A Hello World program:
<,_@#:
What it is
Befunge is similar to Brainf*ck in that each character represents an instruction (although it has more instructions, making it somewhat easier). The big difference lies in the fact that it is two-dimensional. It can be read horizontally or vertically in either direction, and that direction frequently changes. Whenever it encounters the characters ^<>v, it changes its direction. The code can also change itself - this makes it very difficult to compile or follow.
A Hello World program:
PLEASE DO ,1 <- #13
DO ,1 SUB #1 <- #238
DO ,1 SUB #2 <- #112
DO ,1 SUB #3 <- #112
DO ,1 SUB #4 <- #0
DO ,1 SUB #5 <- #64
DO ,1 SUB #6 <- #238
DO ,1 SUB #7 <- #26
DO ,1 SUB #8 <- #248
DO ,1 SUB #9 <- #168
DO ,1 SUB #10 <- #24
DO ,1 SUB #11 <- #16
DO ,1 SUB #12 <- #158
DO ,1 SUB #13 <- #52
PLEASE READ OUT ,1
PLEASE GIVE UP
What it is
Intercal is short for "Compiler Language With No Pronounceable Acronym". It was designed as a parody of other languages, and designed to be as hard to program in as possible (but it is nothing compared to the next one).
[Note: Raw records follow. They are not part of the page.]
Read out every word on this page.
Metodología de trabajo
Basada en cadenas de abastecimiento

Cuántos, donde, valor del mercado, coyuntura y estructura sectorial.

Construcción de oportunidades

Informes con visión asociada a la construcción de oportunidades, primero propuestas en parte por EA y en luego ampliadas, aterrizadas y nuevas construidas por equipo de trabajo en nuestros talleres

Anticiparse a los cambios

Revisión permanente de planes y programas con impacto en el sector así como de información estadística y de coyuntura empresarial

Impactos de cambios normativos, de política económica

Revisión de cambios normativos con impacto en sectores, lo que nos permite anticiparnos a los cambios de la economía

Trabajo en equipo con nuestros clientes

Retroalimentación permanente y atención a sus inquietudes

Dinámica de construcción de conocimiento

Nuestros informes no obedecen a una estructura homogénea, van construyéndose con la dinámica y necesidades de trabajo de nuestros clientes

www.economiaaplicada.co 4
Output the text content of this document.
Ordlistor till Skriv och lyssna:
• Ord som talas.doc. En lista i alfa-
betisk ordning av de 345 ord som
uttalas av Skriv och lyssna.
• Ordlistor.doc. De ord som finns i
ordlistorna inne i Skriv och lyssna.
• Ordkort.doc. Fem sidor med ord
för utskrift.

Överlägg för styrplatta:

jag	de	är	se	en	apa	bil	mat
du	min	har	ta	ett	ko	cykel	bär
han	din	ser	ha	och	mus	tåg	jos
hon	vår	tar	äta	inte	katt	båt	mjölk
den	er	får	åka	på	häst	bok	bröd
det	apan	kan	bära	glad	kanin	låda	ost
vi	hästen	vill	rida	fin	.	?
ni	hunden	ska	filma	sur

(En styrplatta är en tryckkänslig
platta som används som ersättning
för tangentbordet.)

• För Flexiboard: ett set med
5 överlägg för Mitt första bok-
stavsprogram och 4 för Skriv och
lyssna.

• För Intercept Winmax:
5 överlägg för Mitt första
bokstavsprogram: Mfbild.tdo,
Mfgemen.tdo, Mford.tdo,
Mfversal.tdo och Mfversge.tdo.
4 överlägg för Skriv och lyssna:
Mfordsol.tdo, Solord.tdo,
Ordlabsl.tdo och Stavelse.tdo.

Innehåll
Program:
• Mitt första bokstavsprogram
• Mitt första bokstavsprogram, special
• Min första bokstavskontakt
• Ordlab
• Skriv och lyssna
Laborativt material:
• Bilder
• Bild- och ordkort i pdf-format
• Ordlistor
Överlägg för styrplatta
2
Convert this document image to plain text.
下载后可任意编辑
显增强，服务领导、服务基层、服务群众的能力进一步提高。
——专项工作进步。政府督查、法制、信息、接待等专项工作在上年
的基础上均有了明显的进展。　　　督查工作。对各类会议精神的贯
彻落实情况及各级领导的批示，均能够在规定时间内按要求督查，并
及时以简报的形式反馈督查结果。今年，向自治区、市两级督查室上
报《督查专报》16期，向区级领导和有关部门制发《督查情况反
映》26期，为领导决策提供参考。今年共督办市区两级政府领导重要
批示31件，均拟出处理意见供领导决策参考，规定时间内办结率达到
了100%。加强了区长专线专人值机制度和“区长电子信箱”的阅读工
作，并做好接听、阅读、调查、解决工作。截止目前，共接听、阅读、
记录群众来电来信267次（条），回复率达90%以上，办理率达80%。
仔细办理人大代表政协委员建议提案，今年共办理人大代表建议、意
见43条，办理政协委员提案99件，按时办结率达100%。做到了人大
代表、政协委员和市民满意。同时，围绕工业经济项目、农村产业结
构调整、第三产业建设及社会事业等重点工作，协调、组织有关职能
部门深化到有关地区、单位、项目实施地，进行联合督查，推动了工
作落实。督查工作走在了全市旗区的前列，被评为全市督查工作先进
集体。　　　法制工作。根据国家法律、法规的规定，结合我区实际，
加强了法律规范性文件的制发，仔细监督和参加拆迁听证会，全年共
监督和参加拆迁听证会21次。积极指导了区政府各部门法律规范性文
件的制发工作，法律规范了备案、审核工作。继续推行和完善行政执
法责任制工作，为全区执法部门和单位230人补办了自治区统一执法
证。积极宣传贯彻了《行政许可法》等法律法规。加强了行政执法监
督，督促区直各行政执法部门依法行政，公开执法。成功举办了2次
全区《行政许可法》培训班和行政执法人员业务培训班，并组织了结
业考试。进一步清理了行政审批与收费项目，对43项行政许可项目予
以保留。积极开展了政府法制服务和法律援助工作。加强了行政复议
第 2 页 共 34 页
Instead of "GO TO" statements, it has "COME FROM" statements. The only operators present are unary and binary operators, meaning no simple addition or multiplication. As the documentation says, "Please be kind to our operators: they may not be very intelligent, but they're all we've got." Programs will not work if they're not polite enough, so you have to occasionally precede statements with "please".
A Hello World program:
(=<`:9876Z4321UT.-Q+*)M'&%$H"!~}|Bzy?=|{z]KwZY44Eq0/{mlk**
hKs_dG5[m_BA{?-Y;;Vb'rR5431M}/.zHGwEDCAA@986543W10/.R,+O<
What it is
This is the hardest language to program in, hands down. Using it is more like cracking a code than writing a program. The meaning of every character depends on its position and the preceding characters. All variables are in ternary. The only operation is the "crazy" operation, which changes a number using a seemingly random table of values. Accomplishing anything in this language is a programming nightmare. To write a "Hello World" program, one programmer had to use a genetic algorithm that worked for hours before making a program that wrote "HEllO WORld" - that was the best it could do. It took a cryptanalyst to find "encryption weaknesses" - ways to make an instruction change in a predictable way - to finally make it possible to write simple programs in Malbolge.